Exercise
essential for the health of your arteries
Newswise — To keep your arteries
healthy, a regular exercise program is essential, reports the June
issue of the Harvard Men’s Health Watch.
Arterial diseases are responsible
for heart attacks and strokes, the first and third leading causes of
death in American men. The culprit is atherosclerosis, in which
cholesterol-laden plaques build up in the arteries. As the plaques
enlarge, the arteries narrow, impairing blood flow. If a plaque
ruptures, a blood clot forms that can block the artery completely,
killing the cells that depend on that artery’s blood supply. If this
happens in an artery leading to the heart or brain, the result is a
heart attack or stroke.
Exercise helps prevent
atherosclerosis in a number of ways. It keeps arteries healthy by
lowering bad cholesterol and boosting good cholesterol. And it
reduces other risk factors for atherosclerosis and blood clots, such
as high blood pressure, diabetes, obesity, and stress.

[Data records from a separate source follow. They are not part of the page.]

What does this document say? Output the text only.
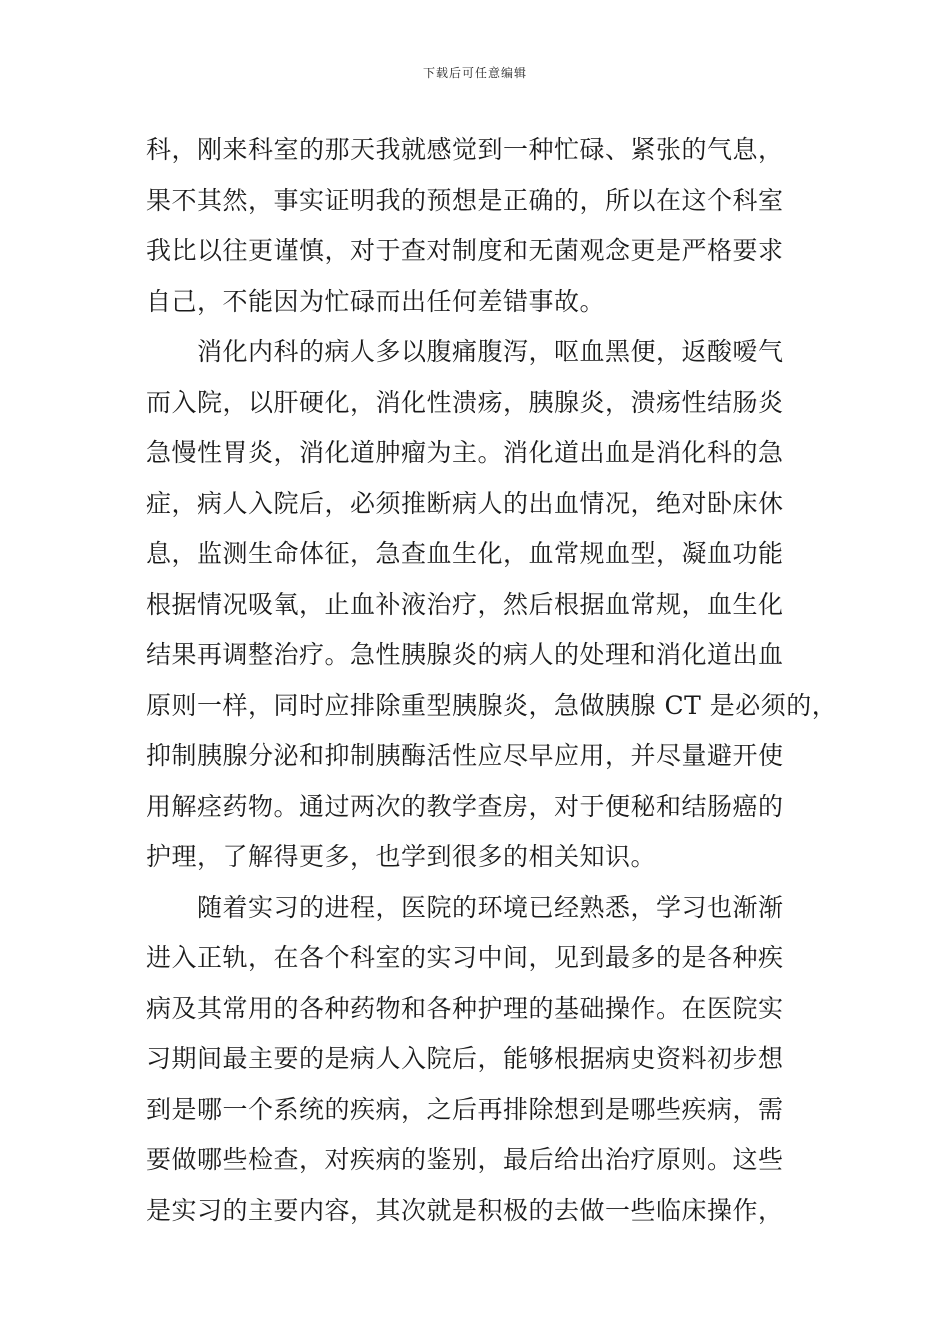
下载后可任意编辑
科，刚来科室的那天我就感觉到一种忙碌、紧张的气息，
果不其然，事实证明我的预想是正确的，所以在这个科室
我比以往更谨慎，对于查对制度和无菌观念更是严格要求
自己，不能因为忙碌而出任何差错事故。
　　消化内科的病人多以腹痛腹泻，呕血黑便，返酸嗳气
而入院，以肝硬化，消化性溃疡，胰腺炎，溃疡性结肠炎
急慢性胃炎，消化道肿瘤为主。消化道出血是消化科的急
症，病人入院后，必须推断病人的出血情况，绝对卧床休
息，监测生命体征，急查血生化，血常规血型，凝血功能
根据情况吸氧，止血补液治疗，然后根据血常规，血生化
结果再调整治疗。急性胰腺炎的病人的处理和消化道出血
原则一样，同时应排除重型胰腺炎，急做胰腺 CT 是必须的，
抑制胰腺分泌和抑制胰酶活性应尽早应用，并尽量避开使
用解痉药物。通过两次的教学查房，对于便秘和结肠癌的
护理，了解得更多，也学到很多的相关知识。
　　随着实习的进程，医院的环境已经熟悉，学习也渐渐
进入正轨，在各个科室的实习中间，见到最多的是各种疾
病及其常用的各种药物和各种护理的基础操作。在医院实
习期间最主要的是病人入院后，能够根据病史资料初步想
到是哪一个系统的疾病，之后再排除想到是哪些疾病，需
要做哪些检查，对疾病的鉴别，最后给出治疗原则。这些
是实习的主要内容，其次就是积极的去做一些临床操作，
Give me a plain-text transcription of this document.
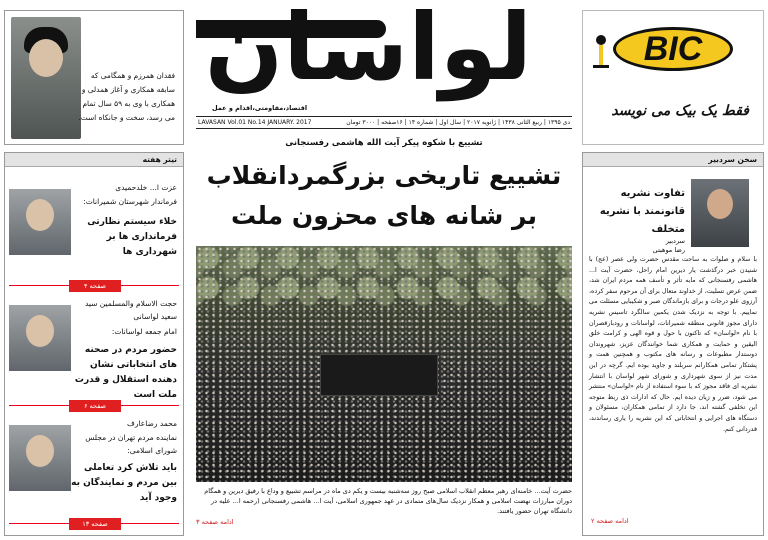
فقدان همرزم و همگامی که سابقه همکاری و آغاز همدلی و همکاری با وی به ۵۹ سال تمام می رسد، سخت و جانکاه است.
لواسان
اقتصاد،مقاومتی،اقدام و عمل
LAVASAN Vol.01 No.14 JANUARY. 2017	دی ۱۳۹۵ | ربیع الثانی ۱۴۳۸ | ژانویه ۲۰۱۷ | سال اول | شماره ۱۴ | ۱۶صفحه | ۳۰۰۰ تومان
BIC
فقط یک بیک می نویسد
تیتر هفته
عزت ا... خلدحمیدی
فرماندار شهرستان شمیرانات:
خلاء سیستم نظارتی فرمانداری ها بر شهرداری ها
صفحه ۴
حجت الاسلام والمسلمین سید سعید لواسانی
امام جمعه لواسانات:
حضور مردم در صحنه های انتخاباتی نشان دهنده استقلال و قدرت ملت است
صفحه ۶
محمد رضاعارف
نماینده مردم تهران در مجلس شورای اسلامی:
باید تلاش کرد تعاملی بین مردم و نمایندگان به وجود آید
صفحه ۱۳
تشییع با شکوه پیکر آیت الله هاشمی رفسنجانی
تشییع تاریخی بزرگمردانقلاب
بر شانه های محزون ملت
حضرت آیت... خامنه‌ای رهبر معظم انقلاب اسلامی صبح روز سه‌شنبه بیست و یکم دی ماه در مراسم تشییع و وداع با رفیق دیرین و همگام دوران مبارزات نهضت اسلامی و همکار نزدیک سال‌های متمادی در عهد جمهوری اسلامی، آیت ا... هاشمی رفسنجانی (رحمه ا... علیه در دانشگاه تهران حضور یافتند.
ادامه صفحه ۳
سخن سردبیر
تفاوت نشریه قانونمند با نشریه متخلف
سردبیر
رضا موهبتی
با سلام و صلوات به ساحت مقدس حضرت ولی عصر (عج) با شنیدن خبر درگذشت یار دیرین امام راحل، حضرت آیت ا... هاشمی رفسنجانی که مایه تأثر و تأسف همه مردم ایران شد، ضمن عرض تسلیت، از خداوند متعال برای آن مرحوم سفر کرده، آرزوی علو درجات و برای بازماندگان صبر و شکیبایی مسئلت می نماییم. با توجه به نزدیک شدن یکمین سالگرد تاسیس نشریه دارای مجوز قانونی منطقه شمیرانات، لواسانات و رودبارقصران با نام «لواسان» که تاکنون با حول و قوه الهی و کرامت خلق الیقین و حمایت و همکاری شما خوانندگان عزیز، شهروندان دوستدار مطبوعات و رسانه های مکتوب و همچنین همت و پشتکار تمامی همکارانم سربلند و جاوید بوده ایم. گرچه در این مدت نیز از سوی شهرداری و شورای شهر لواسان با انتشار نشریه ای فاقد مجوز که با سوء استفاده از نام «لواسان» منتشر می شود، ضرر و زیان دیده ایم. حال که ادارات ذی ربط متوجه این تخلفی گشته اند، جا دارد از تمامی همکاران، مسئولان و دستگاه های اجرایی و انتخاباتی که این نشریه را یاری رساندند، قدردانی کنم.
ادامه صفحه ۲
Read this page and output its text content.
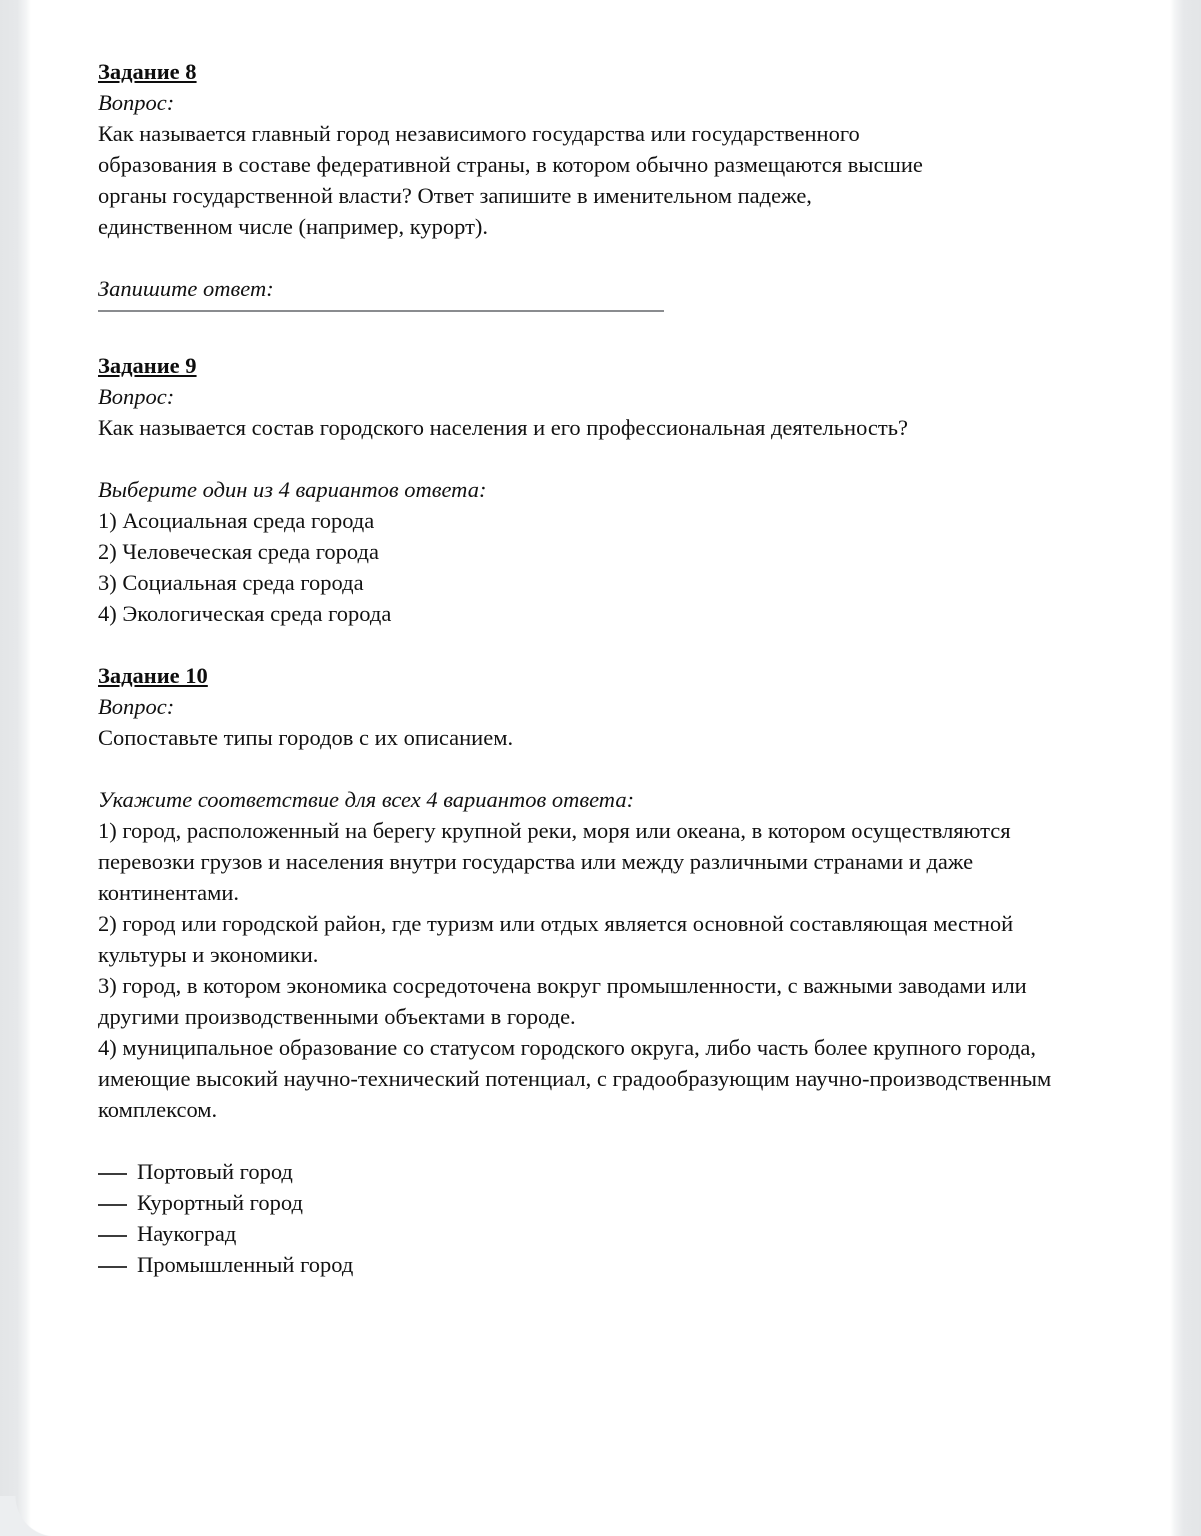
Задание 8
Вопрос:
Как называется главный город независимого государства или государственного
образования в составе федеративной страны, в котором обычно размещаются высшие
органы государственной власти? Ответ запишите в именительном падеже,
единственном числе (например, курорт).
Запишите ответ:
Задание 9
Вопрос:
Как называется состав городского населения и его профессиональная деятельность?
Выберите один из 4 вариантов ответа:
1) Асоциальная среда города
2) Человеческая среда города
3) Социальная среда города
4) Экологическая среда города
Задание 10
Вопрос:
Сопоставьте типы городов с их описанием.
Укажите соответствие для всех 4 вариантов ответа:

1) город, расположенный на берегу крупной реки, моря или океана, в котором осуществляются перевозки грузов и населения внутри государства или между различными странами и даже континентами.

2) город или городской район, где туризм или отдых является основной составляющая местной культуры и экономики.

3) город, в котором экономика сосредоточена вокруг промышленности, с важными заводами или другими производственными объектами в городе.

4) муниципальное образование со статусом городского округа, либо часть более крупного города, имеющие высокий научно-технический потенциал, с градообразующим научно-производственным комплексом.

Портовый город
Курортный город
Наукоград
Промышленный город
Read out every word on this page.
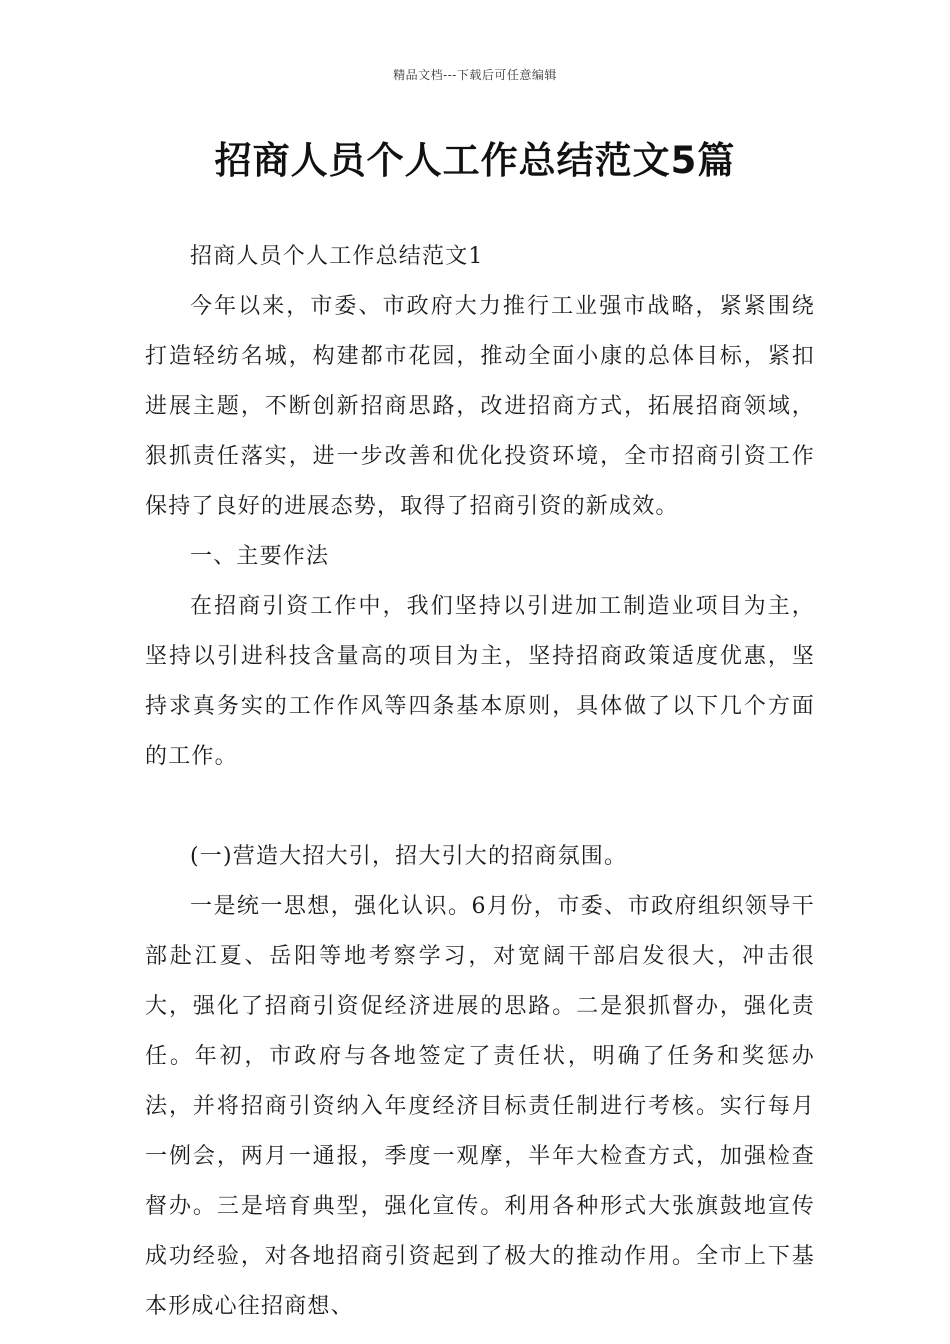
精品文档---下载后可任意编辑
招商人员个人工作总结范文5篇

招商人员个人工作总结范文1

今年以来，市委、市政府大力推行工业强市战略，紧紧围绕打造轻纺名城，构建都市花园，推动全面小康的总体目标，紧扣进展主题，不断创新招商思路，改进招商方式，拓展招商领域，狠抓责任落实，进一步改善和优化投资环境，全市招商引资工作保持了良好的进展态势，取得了招商引资的新成效。

一、主要作法

在招商引资工作中，我们坚持以引进加工制造业项目为主，坚持以引进科技含量高的项目为主，坚持招商政策适度优惠，坚持求真务实的工作作风等四条基本原则，具体做了以下几个方面的工作。

(一)营造大招大引，招大引大的招商氛围。

一是统一思想，强化认识。6月份，市委、市政府组织领导干部赴江夏、岳阳等地考察学习，对宽阔干部启发很大，冲击很大，强化了招商引资促经济进展的思路。二是狠抓督办，强化责任。年初，市政府与各地签定了责任状，明确了任务和奖惩办法，并将招商引资纳入年度经济目标责任制进行考核。实行每月一例会，两月一通报，季度一观摩，半年大检查方式，加强检查督办。三是培育典型，强化宣传。利用各种形式大张旗鼓地宣传成功经验，对各地招商引资起到了极大的推动作用。全市上下基本形成心往招商想、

Regular exercise also helps
arteries by boosting the production of nitric oxide by the cells
lining the arteries, which helps circulation. And new research in
mice suggests that exercise stimulates the bone marrow to produce
new cells for the arterial lining, which replace aging cells and
repair damaged arteries.
Even in healthy people who are
free of atherosclerosis, age takes its toll on arteries. As you age,
arteries become stiffer, stickier, and narrower. But scientists in
Italy found that in people who exercised regularly, age had a much
smaller effect on arteries.
“You don’t have to be a triathlete
to help your arteries stay young. Just two to three miles of brisk
walking nearly every day will help,” says Dr. Harvey Simon, editor
in chief of the Harvard Men’s Health Watch.